Giffen goods are low-cost goods customers purchase more once their price increases. These products challenge the widely accepted law of demand. The examples include essential products necessary for living such as bread, wheat, and rice.
In this article, we’ll review the history and examples of Giffen goods and compare Giffen and Veblen goods.
Giffen Goods vs Veblen Goods
The terms Giffen and Veblen goods are often used interchangeably, yet they have a slight but significant difference. Let’s review each concept in more detail to find this distinctive feature.
Giffen goods are low-priced products, the demand for which rises along with the price. These products are necessary to fulfill the need for food, and they have only a few substitutes. Bread, wheat, and rice are examples of Giffen goods. The thought of Giffen goods undermines the fundamental law of demand.

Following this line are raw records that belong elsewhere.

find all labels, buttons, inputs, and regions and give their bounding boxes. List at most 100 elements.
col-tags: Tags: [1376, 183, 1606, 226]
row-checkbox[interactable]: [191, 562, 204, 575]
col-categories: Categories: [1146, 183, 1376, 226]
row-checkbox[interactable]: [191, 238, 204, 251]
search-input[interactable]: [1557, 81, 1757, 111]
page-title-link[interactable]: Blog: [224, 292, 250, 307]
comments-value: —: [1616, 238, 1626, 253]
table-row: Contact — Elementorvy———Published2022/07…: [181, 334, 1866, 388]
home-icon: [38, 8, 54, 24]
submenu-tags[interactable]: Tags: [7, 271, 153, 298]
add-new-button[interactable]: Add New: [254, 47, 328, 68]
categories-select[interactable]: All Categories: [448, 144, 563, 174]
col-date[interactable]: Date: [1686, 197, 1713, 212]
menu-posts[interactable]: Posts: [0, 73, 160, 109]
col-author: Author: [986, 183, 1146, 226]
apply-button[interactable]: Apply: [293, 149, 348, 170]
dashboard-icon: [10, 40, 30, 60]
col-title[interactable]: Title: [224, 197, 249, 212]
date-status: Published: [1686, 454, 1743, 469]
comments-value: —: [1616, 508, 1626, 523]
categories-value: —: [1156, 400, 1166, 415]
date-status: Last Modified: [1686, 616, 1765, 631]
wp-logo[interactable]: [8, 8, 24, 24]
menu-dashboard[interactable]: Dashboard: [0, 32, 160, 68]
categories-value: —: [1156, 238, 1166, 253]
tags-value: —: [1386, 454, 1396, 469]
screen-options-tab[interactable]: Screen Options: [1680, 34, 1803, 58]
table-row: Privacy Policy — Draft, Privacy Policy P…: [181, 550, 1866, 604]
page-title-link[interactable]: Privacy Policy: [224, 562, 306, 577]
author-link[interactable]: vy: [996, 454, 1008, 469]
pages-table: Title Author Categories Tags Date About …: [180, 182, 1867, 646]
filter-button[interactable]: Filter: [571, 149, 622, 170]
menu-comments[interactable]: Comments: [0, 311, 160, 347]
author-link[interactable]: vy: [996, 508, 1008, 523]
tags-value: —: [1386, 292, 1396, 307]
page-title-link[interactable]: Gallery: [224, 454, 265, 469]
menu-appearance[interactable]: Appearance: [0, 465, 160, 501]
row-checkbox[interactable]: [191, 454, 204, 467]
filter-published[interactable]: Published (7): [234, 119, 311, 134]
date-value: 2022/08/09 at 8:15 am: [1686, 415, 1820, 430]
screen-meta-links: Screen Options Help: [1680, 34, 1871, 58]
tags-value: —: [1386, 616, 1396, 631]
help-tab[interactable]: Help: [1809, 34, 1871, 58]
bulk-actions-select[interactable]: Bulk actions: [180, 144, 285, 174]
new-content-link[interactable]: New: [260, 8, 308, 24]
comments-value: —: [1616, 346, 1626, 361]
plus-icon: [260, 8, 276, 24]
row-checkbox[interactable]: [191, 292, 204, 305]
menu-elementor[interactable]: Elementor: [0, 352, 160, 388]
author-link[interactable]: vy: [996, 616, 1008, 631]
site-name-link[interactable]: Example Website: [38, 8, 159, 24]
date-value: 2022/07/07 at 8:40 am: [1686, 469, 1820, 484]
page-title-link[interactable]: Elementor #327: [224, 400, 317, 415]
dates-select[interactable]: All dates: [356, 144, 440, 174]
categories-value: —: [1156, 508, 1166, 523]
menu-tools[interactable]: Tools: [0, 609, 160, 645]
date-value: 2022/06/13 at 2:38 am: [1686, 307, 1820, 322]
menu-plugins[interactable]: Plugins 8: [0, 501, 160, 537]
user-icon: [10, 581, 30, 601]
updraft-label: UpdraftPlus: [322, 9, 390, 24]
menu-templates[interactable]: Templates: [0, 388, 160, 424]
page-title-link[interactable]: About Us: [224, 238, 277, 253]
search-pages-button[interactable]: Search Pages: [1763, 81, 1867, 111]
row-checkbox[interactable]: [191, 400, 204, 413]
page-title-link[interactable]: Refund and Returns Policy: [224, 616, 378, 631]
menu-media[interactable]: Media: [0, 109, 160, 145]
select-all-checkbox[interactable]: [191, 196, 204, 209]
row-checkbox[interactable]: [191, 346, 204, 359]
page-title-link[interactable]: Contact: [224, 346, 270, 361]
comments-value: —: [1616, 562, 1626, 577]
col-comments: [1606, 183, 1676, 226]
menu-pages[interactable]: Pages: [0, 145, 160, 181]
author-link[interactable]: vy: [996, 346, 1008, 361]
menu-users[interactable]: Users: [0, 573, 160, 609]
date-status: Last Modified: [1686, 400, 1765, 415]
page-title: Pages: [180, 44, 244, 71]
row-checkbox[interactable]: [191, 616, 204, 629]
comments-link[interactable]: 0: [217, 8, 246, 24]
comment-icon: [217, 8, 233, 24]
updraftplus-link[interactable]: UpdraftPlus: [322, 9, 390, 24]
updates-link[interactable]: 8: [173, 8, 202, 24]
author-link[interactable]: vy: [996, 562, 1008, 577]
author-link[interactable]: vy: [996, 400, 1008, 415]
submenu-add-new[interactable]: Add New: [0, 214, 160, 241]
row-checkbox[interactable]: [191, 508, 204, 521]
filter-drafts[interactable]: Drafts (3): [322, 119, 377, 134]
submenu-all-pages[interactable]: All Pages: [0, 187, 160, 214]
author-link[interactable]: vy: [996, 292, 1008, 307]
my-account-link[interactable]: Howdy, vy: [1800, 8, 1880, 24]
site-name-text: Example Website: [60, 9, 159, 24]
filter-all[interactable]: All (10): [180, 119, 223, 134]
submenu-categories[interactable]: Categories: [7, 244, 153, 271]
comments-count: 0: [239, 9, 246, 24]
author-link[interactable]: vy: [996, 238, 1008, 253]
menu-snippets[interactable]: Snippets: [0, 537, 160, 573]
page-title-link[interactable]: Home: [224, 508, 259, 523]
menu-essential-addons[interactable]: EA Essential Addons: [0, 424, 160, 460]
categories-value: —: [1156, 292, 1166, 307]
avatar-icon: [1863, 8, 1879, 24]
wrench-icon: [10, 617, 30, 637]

Veblen goods are high-quality premium goods, the demand for which increases along with its price. This is caused by the exclusive nature of these products. Examples include sports cars, expensive accessories (diamond rings, watches, necklaces), luxury couture clothing, etc. The exclusiveness of these goods shows people’s success and demonstrates their wealth. The producers of Veblen goods focus on rich customers who can afford to buy from brands associated with luxury, exclusiveness, and wealth.
Simply put, both Giffen and Veblen goods defy the generally accepted law of demand and create a special demand curve. The curve is upward-sloping for these products. Once the price for goods increases, the demand rises as well. However, the main difference between the two is that Giffen goods focus on low-cost products whereas Veblen goods — on luxury, exclusive and premium products.

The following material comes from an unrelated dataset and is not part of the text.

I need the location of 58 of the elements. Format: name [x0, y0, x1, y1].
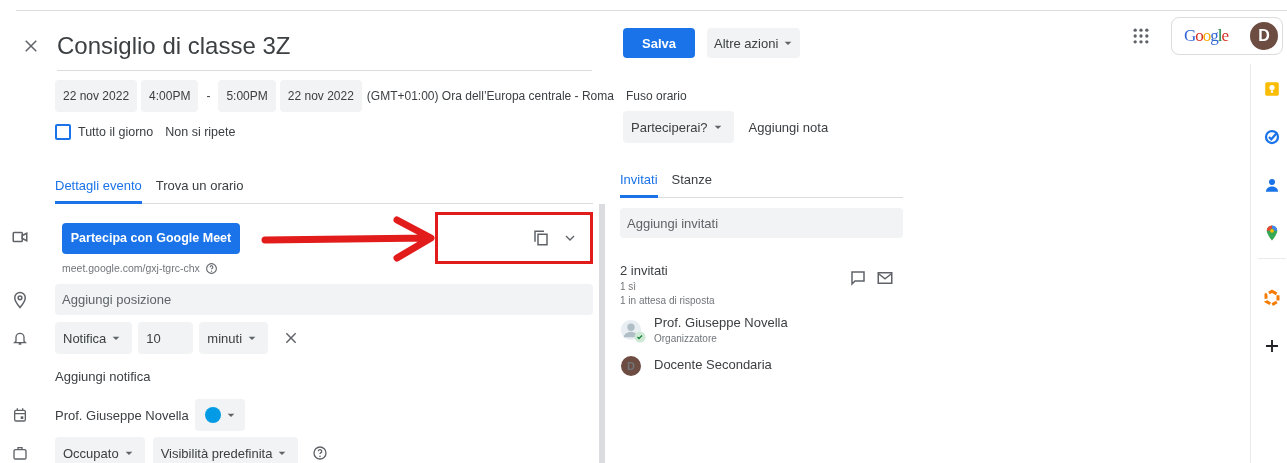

Now let’s dive into the history of Giffen goods.
History of Giffen Goods
The concept “Giffen goods” appeared for the first time in the late 1800s in regard to Sir Robert Giffen. He was an outstanding economist and statistician who highlighted the concept of Giffen goods that violate the common law of demand. One of the most influential economists, Alfred Marshall, wrote in the third edition of his Principles of Economics that despite an increase in bread’s price, people still consumed it because it was the cheapest compared to other foods.

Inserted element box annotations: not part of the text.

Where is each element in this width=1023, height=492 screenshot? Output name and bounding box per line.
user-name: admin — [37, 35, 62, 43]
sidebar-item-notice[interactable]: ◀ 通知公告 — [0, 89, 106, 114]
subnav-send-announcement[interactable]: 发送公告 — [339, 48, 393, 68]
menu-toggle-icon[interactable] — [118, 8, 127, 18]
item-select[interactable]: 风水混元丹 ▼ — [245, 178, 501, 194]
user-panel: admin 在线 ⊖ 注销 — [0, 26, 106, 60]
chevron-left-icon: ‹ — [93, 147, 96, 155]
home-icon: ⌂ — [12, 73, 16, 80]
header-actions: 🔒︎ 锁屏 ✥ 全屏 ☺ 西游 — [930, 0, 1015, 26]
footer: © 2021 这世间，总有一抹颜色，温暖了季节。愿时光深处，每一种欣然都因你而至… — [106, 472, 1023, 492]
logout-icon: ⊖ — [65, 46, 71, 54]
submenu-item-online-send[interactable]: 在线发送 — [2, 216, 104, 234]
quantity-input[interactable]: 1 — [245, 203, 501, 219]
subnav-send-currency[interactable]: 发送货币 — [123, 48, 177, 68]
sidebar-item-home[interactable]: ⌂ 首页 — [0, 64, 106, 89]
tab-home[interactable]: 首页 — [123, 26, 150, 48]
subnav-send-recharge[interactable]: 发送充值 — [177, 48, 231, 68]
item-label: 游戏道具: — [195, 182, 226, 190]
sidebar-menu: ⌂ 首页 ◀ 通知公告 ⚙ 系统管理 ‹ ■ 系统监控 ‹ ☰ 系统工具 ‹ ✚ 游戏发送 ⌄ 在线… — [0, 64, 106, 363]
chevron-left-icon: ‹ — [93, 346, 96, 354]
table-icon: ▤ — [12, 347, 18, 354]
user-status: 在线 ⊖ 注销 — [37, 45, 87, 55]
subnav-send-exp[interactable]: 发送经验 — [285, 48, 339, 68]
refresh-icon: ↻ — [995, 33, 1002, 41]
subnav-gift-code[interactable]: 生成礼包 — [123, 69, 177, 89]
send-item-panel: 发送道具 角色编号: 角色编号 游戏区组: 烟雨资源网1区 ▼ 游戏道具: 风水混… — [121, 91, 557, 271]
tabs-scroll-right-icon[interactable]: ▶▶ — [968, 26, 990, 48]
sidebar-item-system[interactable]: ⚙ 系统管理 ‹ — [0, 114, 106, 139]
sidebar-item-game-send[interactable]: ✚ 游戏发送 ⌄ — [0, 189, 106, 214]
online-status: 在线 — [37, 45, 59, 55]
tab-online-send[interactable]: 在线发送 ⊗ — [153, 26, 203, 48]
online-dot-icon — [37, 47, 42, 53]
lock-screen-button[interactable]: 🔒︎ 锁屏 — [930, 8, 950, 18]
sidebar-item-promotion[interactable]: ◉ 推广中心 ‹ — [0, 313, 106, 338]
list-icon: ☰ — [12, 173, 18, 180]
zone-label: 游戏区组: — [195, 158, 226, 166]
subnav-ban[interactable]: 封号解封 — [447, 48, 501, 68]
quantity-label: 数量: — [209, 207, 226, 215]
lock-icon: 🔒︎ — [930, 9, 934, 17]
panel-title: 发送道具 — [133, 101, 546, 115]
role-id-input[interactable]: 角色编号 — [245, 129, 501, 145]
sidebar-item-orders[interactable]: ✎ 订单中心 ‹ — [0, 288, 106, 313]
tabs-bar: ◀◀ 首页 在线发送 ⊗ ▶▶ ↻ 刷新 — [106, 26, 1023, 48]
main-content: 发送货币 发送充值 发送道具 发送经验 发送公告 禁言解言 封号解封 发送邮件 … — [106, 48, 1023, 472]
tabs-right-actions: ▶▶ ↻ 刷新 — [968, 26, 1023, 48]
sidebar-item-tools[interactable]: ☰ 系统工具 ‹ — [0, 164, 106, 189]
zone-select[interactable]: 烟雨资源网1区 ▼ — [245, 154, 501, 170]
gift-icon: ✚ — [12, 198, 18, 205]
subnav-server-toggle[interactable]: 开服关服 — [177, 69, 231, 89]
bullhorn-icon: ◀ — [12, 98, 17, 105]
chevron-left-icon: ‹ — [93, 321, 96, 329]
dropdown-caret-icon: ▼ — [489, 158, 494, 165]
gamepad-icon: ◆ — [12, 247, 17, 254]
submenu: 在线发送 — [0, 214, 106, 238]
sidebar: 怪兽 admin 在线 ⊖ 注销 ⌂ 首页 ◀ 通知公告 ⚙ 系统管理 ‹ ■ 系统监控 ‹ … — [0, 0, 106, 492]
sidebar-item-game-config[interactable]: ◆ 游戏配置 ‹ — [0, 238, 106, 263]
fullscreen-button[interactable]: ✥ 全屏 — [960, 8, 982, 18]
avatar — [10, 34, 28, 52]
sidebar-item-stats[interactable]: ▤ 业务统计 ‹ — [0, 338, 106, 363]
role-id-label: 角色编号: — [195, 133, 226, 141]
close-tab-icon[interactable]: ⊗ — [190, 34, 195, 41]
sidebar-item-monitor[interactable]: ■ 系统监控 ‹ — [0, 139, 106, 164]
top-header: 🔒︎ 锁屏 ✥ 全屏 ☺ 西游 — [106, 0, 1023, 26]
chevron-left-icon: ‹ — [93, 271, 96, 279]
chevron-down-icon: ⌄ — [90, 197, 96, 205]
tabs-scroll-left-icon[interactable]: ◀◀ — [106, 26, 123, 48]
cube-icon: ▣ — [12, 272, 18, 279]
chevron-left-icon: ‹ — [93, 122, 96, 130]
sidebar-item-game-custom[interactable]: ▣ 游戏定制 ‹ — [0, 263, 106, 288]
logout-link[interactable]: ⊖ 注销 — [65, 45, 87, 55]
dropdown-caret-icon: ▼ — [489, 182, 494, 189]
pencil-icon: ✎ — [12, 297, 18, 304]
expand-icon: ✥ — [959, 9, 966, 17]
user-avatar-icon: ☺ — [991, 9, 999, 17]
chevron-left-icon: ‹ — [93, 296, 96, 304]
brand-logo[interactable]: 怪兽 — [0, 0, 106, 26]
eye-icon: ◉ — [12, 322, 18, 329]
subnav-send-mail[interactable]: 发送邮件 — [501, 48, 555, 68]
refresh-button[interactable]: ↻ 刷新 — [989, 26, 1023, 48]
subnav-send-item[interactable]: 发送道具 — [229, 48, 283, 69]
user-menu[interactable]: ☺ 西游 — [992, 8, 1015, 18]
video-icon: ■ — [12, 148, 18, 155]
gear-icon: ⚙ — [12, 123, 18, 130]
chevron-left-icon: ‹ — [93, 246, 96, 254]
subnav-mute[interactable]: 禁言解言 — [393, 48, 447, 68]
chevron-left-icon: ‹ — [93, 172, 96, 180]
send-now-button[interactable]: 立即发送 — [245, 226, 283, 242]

Observations concluded that there are low-cost products that violate generally accepted rules about the demand for products. These goods are usually non-luxury and almost don’t have substitutes. The demand for bread, rice, and wheat increases when they become more expensive and decreases when these goods are cheaper.
Now that you know some essential historical facts, it’s time to explore the examples.
Examples of Giffen Goods
You can find examples of Giffen goods among the primary foods you consume every day. The main product on which Robert Giffen built his theory was bread. From then until now, bread has stayed among the essential goods necessary for our living. Since it was the cheapest product a long time ago, the demand for it rose along with its price. It was caused by poor people’s inability to buy more expensive meat and other products. Products such as rice, wheat, and potato are also Giffen goods.
Congrats, now you know the basics of Giffen goods. Hope this information helped answer your questions.